Godawari Power & Ispat’s (GPIL) standalone topline fell by a 34.8% y-o-y to Rs171.8 crore (Rs263.4cr) in 4QFY2009.
This de-growth was on account of a 46% decline in the revenue from the steel division, and due to the production cut undertaken by the company in its Steel Billets and Ferro Manganese segment (for the purpose of increasing the sales volume of the power division).
In 4QFY2009, the company reported a standalone operating profit of Rs20.1 crore (Rs49.1cr), primarily on account of a fall in realisations.
Net Profit on a standalone basis stood at Rs9.7 crore (Rs28.8cr), for the quarter, down 66.2%. This fall was primarily on account of the decline in the operating profit.
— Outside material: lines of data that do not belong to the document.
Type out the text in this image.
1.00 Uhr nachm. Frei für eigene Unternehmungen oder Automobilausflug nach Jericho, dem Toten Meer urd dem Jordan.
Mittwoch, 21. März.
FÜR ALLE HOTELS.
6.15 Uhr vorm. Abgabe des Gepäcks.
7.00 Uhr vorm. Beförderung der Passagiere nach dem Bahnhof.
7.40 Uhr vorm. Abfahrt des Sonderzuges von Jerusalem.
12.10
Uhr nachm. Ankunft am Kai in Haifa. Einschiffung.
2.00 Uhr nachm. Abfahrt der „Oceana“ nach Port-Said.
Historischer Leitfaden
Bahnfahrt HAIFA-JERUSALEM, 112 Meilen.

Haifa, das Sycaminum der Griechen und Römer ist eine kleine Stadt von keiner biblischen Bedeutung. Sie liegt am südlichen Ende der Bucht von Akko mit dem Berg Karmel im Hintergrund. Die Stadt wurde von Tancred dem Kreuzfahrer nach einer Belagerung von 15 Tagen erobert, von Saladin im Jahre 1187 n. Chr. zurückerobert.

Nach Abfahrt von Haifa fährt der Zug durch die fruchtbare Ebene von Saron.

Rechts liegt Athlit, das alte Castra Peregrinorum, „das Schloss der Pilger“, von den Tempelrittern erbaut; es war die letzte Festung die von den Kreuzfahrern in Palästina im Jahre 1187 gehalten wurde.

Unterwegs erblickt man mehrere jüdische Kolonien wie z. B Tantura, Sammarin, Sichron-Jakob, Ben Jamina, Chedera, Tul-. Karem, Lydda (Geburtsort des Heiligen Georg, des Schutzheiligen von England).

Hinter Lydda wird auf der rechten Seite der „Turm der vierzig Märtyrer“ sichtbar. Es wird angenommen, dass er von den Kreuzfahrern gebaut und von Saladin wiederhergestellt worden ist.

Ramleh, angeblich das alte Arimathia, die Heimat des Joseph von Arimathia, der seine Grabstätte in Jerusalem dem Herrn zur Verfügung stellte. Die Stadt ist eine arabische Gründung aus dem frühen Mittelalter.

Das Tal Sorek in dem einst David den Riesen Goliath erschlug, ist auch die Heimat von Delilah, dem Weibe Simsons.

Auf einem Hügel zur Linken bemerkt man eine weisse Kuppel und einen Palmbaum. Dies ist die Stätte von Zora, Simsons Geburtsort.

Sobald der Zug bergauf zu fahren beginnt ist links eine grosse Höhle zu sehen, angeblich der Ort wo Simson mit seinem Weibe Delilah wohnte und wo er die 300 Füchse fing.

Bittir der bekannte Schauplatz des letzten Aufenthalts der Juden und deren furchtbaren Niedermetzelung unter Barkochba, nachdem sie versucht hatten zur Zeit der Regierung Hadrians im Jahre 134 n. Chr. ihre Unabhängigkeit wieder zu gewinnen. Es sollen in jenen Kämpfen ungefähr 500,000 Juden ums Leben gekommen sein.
We have introduced the FY2011E numbers for the company and expect it to grow its Revenues at a CAGR of 5% and Earnings at a CAGR of 28% over FY2009-11E on the back of a strong volume growth in the Sponge Iron segment, inspite of a slight dip in realisations factored in by us.
We believe that the current stock price does not reflect the backward integration benefits that would accrue over the next two years.
At Rs112, the stock is trading at 3x FY2011E EPS and 0.5x FY2011E P/BV. We maintain a BUY rating, with a revised target price of Rs149 (Rs115).